Al Jazeera journalist shot and killed by Israeli forces
Veteran Al Jazeera journalist Shireen Abu Akleh has been shot and killed by Israeli forces in the occupied West Bank, the Qatar-based news channel and Palestinian Health Ministry said.
Despite wearing a press vest, the 51-year-old Palestinian journalist was shot in the head as she was covering an Israeli attack on the Jenin refugee camp.
In a statement, Al Jazeera called Abu Akleh’s death a “heinous crime, through which it is intended to prevent the media from fulfilling its message" and urged the international community to hold Israel responsible.

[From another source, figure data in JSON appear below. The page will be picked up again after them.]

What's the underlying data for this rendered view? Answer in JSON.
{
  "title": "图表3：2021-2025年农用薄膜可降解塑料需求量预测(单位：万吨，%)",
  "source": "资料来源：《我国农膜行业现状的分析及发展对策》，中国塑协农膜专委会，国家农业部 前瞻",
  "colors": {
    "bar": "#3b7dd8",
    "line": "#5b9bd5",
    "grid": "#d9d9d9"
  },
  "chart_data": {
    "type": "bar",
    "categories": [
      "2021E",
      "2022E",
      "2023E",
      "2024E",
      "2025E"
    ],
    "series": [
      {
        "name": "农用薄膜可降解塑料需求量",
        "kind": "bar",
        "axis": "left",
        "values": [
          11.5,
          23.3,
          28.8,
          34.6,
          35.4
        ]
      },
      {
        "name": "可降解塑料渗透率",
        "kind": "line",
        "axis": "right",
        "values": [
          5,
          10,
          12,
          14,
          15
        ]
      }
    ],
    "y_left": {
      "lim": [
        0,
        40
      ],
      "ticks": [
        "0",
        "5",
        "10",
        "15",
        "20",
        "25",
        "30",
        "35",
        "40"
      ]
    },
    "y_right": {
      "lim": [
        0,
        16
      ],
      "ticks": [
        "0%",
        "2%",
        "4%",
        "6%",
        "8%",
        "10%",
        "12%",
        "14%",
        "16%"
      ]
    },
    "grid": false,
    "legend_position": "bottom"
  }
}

“In a blatant murder, violating international laws and norms, the Israeli occupation forces assassinated in cold blood Al Jazeera’s correspondent in Palestine,” it said.
Another Palestinian journalist, Ali al-Samoudi, was also wounded in the attack.
"We were going to film the Israeli army operation and suddenly they shot us without asking us to leave or stop filming," he told Al Jazeera. "The first bullet hit me and the second bullet hit Shireen."
"Crime of execution"
Al-Samoudi and other journalists said there were no Palestinian fighters present when the journalists were shot.
“We were all wearing vests and helmets,” said Shatha Hanaysha, a reporter who was travelling with Abu Akleh. “We were four journalists in an exposed area. There were no confrontations or shots being fired by Palestinian fighters.”
The Palestinian Authority denounced Abu Akleh’s killing as a “crime of execution”.
“The presidency holds the Israeli government fully responsible for this heinous crime,” it said in a statement.
An Israeli military statement confirmed it conducted an operation in Jenin refugee camp but said it did not target journalists. The military quickly backtracked on its earlier apparent misleading claims of who may have been responsible, which went against actual eyewitness accounts, and said it will investigate the incident.
Giles Trendle, Al Jazeera’s managing director, said that “Killing journalists… is a war crime” and reminded how Al Jazeera and other media organisations had their building bombed a year ago.
Qatar’s deputy foreign minister Lolwah Alkhater condemned the killing and called for the "state-sponsored Israeli terrorism" to stop. Al Jazzera is based in Qatar.
Tom Nides, the US ambassador to Israel, confirmed Abu Akleh was a US citizen and called for a thorough investigation.
Meanwhile, the International Federation of Journalists said it was another example of "journalists, wearing press vests, clearly identified were targeted by Israeli snipers." They said they will submit the case to the International Criminal Court.
Tributes pour in
The veteran journalist, who was a Christian, was born in Jerusalem in 1971. After graduating from journalism school, she returned to Palestine to work for several media outlets, joining Al Jazeera in 1997.
Thousands of people gathered to pay respects as her body arrived in the occupied West Bank city of Ramallah. And tributes have poured in since her death was announced.
Violence has surged in the West Bank in recent weeks as Israeli forces stepped up their assault on the Jenin refugee camp, which has left at least 26 Palestinians dead.
Attacks on al-Aqsa mosque over the last month has further heightened tensions, while in occupied East Jerusalem Palestinians continue to see their homes be razed by the Israeli military.